Zo now ve vill start all over again and zis time ve do it on von schki! Schnell!
post #5 of 8
Quote:
Originally Posted by therusty
Evil Rusty might also have your troublemakers shuffle their feet back and forth through the turn.
Hey, I like that one! Nothing evil there at all! Same with bounces where one concentrates on flexing the ankles through their turns and traverses... Try THAT with excessive tip lead.....
post #6 of 8
Taking lessons or coaching is to become BETTER. To become BETTER requires CHANGE. To CHANGE means to do something DIFFERENT. If it's DIFFERENT it feels STRANGE. So:


"If it don't feel strange, you will not change."

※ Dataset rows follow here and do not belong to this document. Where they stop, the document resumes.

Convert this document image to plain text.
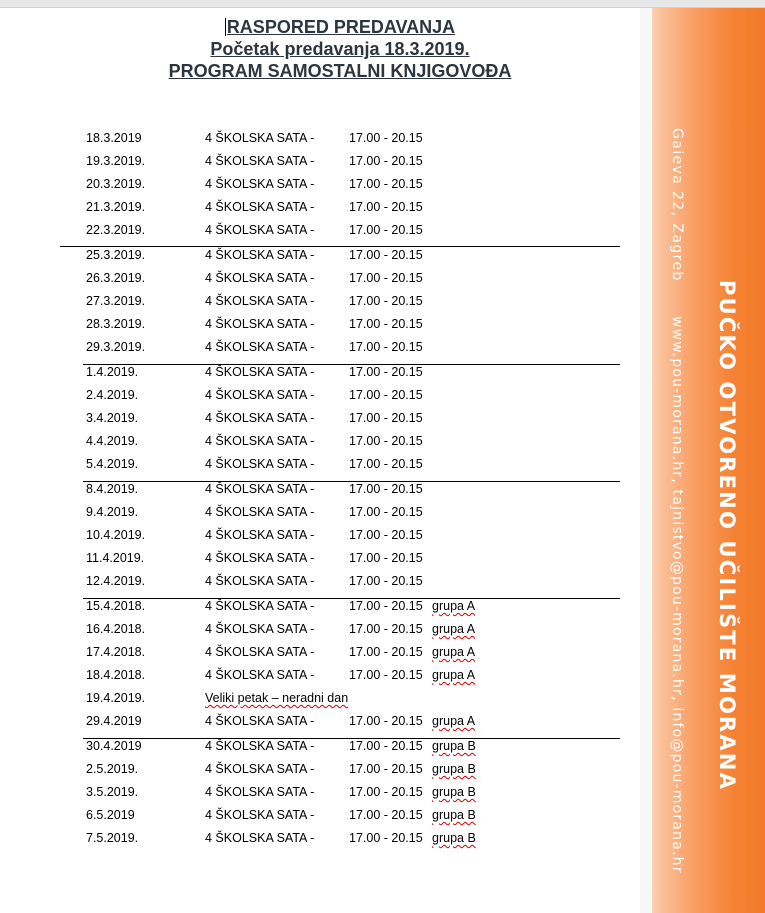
RASPORED PREDAVANJA
Početak predavanja 18.3.2019.
PROGRAM SAMOSTALNI KNJIGOVOĐA
18.3.2019	4 ŠKOLSKA SATA -	17.00 - 20.15
19.3.2019.	4 ŠKOLSKA SATA -	17.00 - 20.15
20.3.2019.	4 ŠKOLSKA SATA -	17.00 - 20.15
21.3.2019.	4 ŠKOLSKA SATA -	17.00 - 20.15
22.3.2019.	4 ŠKOLSKA SATA -	17.00 - 20.15
25.3.2019.	4 ŠKOLSKA SATA -	17.00 - 20.15
26.3.2019.	4 ŠKOLSKA SATA -	17.00 - 20.15
27.3.2019.	4 ŠKOLSKA SATA -	17.00 - 20.15
28.3.2019.	4 ŠKOLSKA SATA -	17.00 - 20.15
29.3.2019.	4 ŠKOLSKA SATA -	17.00 - 20.15
1.4.2019.	4 ŠKOLSKA SATA -	17.00 - 20.15
2.4.2019.	4 ŠKOLSKA SATA -	17.00 - 20.15
3.4.2019.	4 ŠKOLSKA SATA -	17.00 - 20.15
4.4.2019.	4 ŠKOLSKA SATA -	17.00 - 20.15
5.4.2019.	4 ŠKOLSKA SATA -	17.00 - 20.15
8.4.2019.	4 ŠKOLSKA SATA -	17.00 - 20.15
9.4.2019.	4 ŠKOLSKA SATA -	17.00 - 20.15
10.4.2019.	4 ŠKOLSKA SATA -	17.00 - 20.15
11.4.2019.	4 ŠKOLSKA SATA -	17.00 - 20.15
12.4.2019.	4 ŠKOLSKA SATA -	17.00 - 20.15
15.4.2018.	4 ŠKOLSKA SATA -	17.00 - 20.15 grupa A
16.4.2018.	4 ŠKOLSKA SATA -	17.00 - 20.15 grupa A
17.4.2018.	4 ŠKOLSKA SATA -	17.00 - 20.15 grupa A
18.4.2018.	4 ŠKOLSKA SATA -	17.00 - 20.15 grupa A
19.4.2019.	Veliki petak – neradni dan
29.4.2019	4 ŠKOLSKA SATA -	17.00 - 20.15 grupa A
30.4.2019	4 ŠKOLSKA SATA -	17.00 - 20.15 grupa B
2.5.2019.	4 ŠKOLSKA SATA -	17.00 - 20.15 grupa B
3.5.2019.	4 ŠKOLSKA SATA -	17.00 - 20.15 grupa B
6.5.2019	4 ŠKOLSKA SATA -	17.00 - 20.15 grupa B
7.5.2019.	4 ŠKOLSKA SATA -	17.00 - 20.15 grupa B
Gaieva 22, Zagreb
www.pou-morana.hr, tajnistvo@pou-morana.hr, info@pou-morana.hr PUČKO OTVORENO UČILIŠTE MORANA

. . . with apologies to Johnny Cochran and Bob Barnes for this theft.
post #7 of 8
If these two people have nice big egos, which it sounds like they do, you could try putting them in the gates (easy, NASTAR type), and watch and laugh as they get their doors blown off by the people who are learning.
post #8 of 8
josseph,
Unfortunately, it sounds like your wanting for their success is greater than theirs. Bummer.
When they challenge the leader....REMIND them who is the leader.

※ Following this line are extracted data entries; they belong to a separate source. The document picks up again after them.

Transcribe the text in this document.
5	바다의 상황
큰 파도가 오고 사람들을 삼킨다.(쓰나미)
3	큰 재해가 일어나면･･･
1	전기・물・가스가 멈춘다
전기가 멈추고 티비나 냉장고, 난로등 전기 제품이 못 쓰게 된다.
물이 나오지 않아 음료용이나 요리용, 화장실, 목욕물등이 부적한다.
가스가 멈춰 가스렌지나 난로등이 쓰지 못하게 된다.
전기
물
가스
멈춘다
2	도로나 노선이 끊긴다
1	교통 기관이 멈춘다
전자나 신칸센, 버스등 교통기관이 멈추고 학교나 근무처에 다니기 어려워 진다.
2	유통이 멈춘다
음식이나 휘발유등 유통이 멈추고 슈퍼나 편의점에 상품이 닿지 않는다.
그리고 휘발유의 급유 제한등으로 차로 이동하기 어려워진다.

Make sure to emphasize that you have passed the EVALUATION and you are tyring to coach them to do the same. In other words.....do your best not to be adversarial.....(sounds like you are heading that way )
Use as many exercises as possible to work from their current skiing styles. There is the possibility that they are having trouble carrying out the tasks....and are using the distractions..... as a way to be 'right'... to keep their own confidence in tact.

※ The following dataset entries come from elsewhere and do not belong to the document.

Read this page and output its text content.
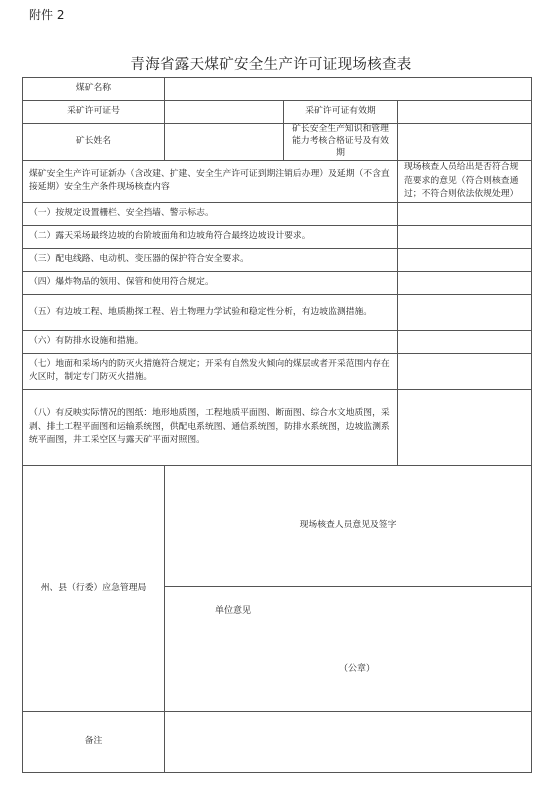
附件 2
青海省露天煤矿安全生产许可证现场核查表
煤矿名称			
采矿许可证号		采矿许可证有效期	
矿长姓名		矿长安全生产知识和管理能力考核合格证号及有效期	
煤矿安全生产许可证新办（含改建、扩建、安全生产许可证到期注销后办理）及延期（不含直接延期）安全生产条件现场核查内容			现场核查人员给出是否符合规范要求的意见（符合则核查通过；不符合则依法依规处理）
（一）按规定设置栅栏、安全挡墙、警示标志。			
（二）露天采场最终边坡的台阶坡面角和边坡角符合最终边坡设计要求。			
（三）配电线路、电动机、变压器的保护符合安全要求。			
（四）爆炸物品的领用、保管和使用符合规定。			
（五）有边坡工程、地质勘探工程、岩土物理力学试验和稳定性分析，有边坡监测措施。			
（六）有防排水设施和措施。			
（七）地面和采场内的防灭火措施符合规定；开采有自然发火倾向的煤层或者开采范围内存在火区时，制定专门防灭火措施。			
（八）有反映实际情况的图纸：地形地质图，工程地质平面图、断面图、综合水文地质图，采剥、排土工程平面图和运输系统图，供配电系统图、通信系统图，防排水系统图，边坡监测系统平面图，井工采空区与露天矿平面对照图。			
州、县（行委）应急管理局	现场核查人员意见及签字		

	单位意见
（公章）		

备注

Emphasize, that the exercises are working toward a POSITIVE EVALUATION.
Though, their 'old ways' may be used in getting around the mountain..It is not accepted as the current skiing model and it will FAIL THE EVALUATION.
If they seem to be indifferent to their success...then further personal engagement should be carried out. Bring the students one by one on a lift ride and ask them their true goals...include an evaluation, to date. Mention, in the mock evaluation, their behavior in the group...and point out that their behavior may be limiting their own ability to learn. By doing this individually it will diminish the power of a 'partnership' and realign the power toward the goal.

Since they are making Z turns. Most likely there is some stemming going on. Some exercises that can compliment this movement and progress out out of them are(but not limited to)
Edge/Wedge hop turns
Hop turns...edge to edge...emphasizing steering both legs simultaneously
Linking pivot slips emphasize steering
Linking hockey stops emphasize steering/edge set
Using these and eventually adding in turn shape may help their progression. I know they are basic...but tried and true...add some spice to my suggestions.

Good Luck.....You could always whip them with a wet noodle!